Council members sat in their usual spots, while the mayor did nearly all of the speaking during the hour-long meeting. Her participation included a voiceover recording she’d created to accompany a photographic slide show reviewing the city’s accomplishments during an economically challenging year.
Some examples of the things highlighted in the presentation are the roadway improvements on Manzanita Avenue near Upper Bidwell Park and the $2.5 million in federal funding for construction to widen Cohasset Road on a stretch leading to the airport. Additional items boasted: the retrofit and reopening of the historic downtown Municipal Center, a statewide Award of Excellence for the City Plaza from the California Redevelopment Association, the appointment of veteran cop Mike Maloney as chief of the Chico Police Department.
Though the list of accomplishments continued, a balanced budget appeared the salient achievement. That was clear when Schwab gave her State of the City speech, laying out the city’s vision for 2010.

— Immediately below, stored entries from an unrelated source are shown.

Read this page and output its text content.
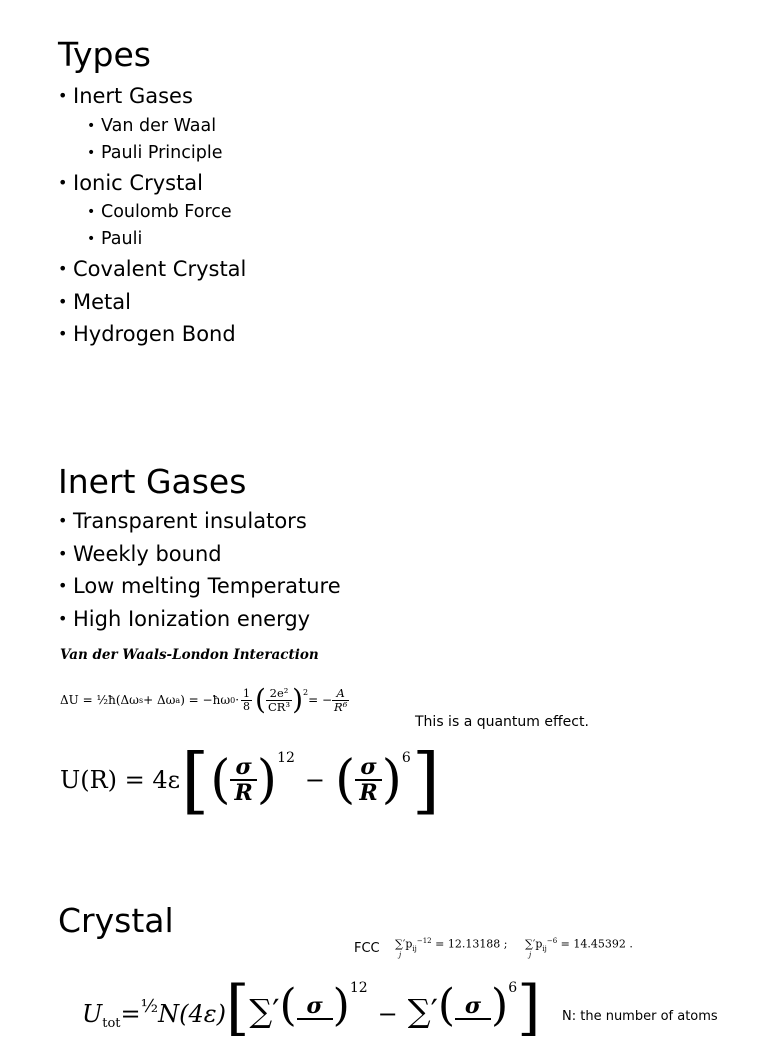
Types
• Inert Gases
• Van der Waal
• Pauli Principle
• Ionic Crystal
• Coulomb Force
• Pauli
• Covalent Crystal
• Metal
• Hydrogen Bond
Inert Gases
• Transparent insulators
• Weekly bound
• Low melting Temperature
• High Ionization energy
Van der Waals-London Interaction
ΔU = ½ħ(Δω s + Δω a ) = −ħω $0 \cdot \frac{1}{8}$ ( $\frac{\text{2e²}}{\text{CR³}} )^2$
= − $\frac{A}{\text{R⁶}}$
This is a quantum effect.
U(R) = 4ε [ ( $\frac{\sigma}{R} )^{12}$
− ( $\frac{\sigma}{R} )^6$ ]
Crystal
FCC $\sum'p_{ij}^{-12}$
j
= 12.13188 ; $\sum'p_{ij}^{-6}$
j
= 14.45392 .
$U_{tot}$ = ½ N(4ε) [ ∑′ ( σ )$^{12}$
− ∑′ ( σ )$^6$ ] N: the number of atoms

She stressed the city’s significant challenges of maintaining a balanced budget, enhancing economic development efforts and furthering the process to adopt an update of the general plan. Noting several steps city leaders have taken starting more than three years ago to address a budget deficit, she stated that panel is again prepared for impending economic uncertainties.
“The city of Chico is weathering the worst financial storm of our lifetimes. In June 2009, this Chico City Council acted fiscally responsible and passed a balanced budget,” she said. “Seven months into the fiscal year the city of Chico’s budget remains balanced and is expected to remain balanced through the end of this fiscal year.”
Schwab called the city a haven for innovation and entrepreneurship in the North State, and she noted the creation of more than 80 jobs—and the predicted 185 additional jobs within the next five months—through the city’s investment in direct services to businesses.
She also gave props to each of the council members for their work on various committees and task forces, noting that Larry Wahl, the lone conservative, is a champion of veterans’ issues and several organizations, such as the Salvation Army and the public library. “Committed to transparency, Larry does his homework and asks tough questions,” she said.
Wahl returned the favor during a reception designed to give members of the public one-on-one access to city leaders, including Maloney, who was one of several law-enforcement officials sitting in the gallery during the meeting. Wahl was complimentary of Schwab’s presentation, though when asked about the format of the meeting, he said he’d like to be able to speak next year if the set-up remains the same. He also noted that he would have that opportunity during the Chamber of Commerce’s “2010 Community Forecast” on Friday (Jan. 29).
“Everybody gets a chance to get in there and give their take,” he said.
In leading up to her final words, Schwab did acknowledge that the community has often participated in rancorous and destructive conversations—or “drive-by debate”—and said she would like to see more-considerate discussions.
“While we will not always agree on issues, it is important that we understand one another and believe that we are all working for a better Chico,” she said.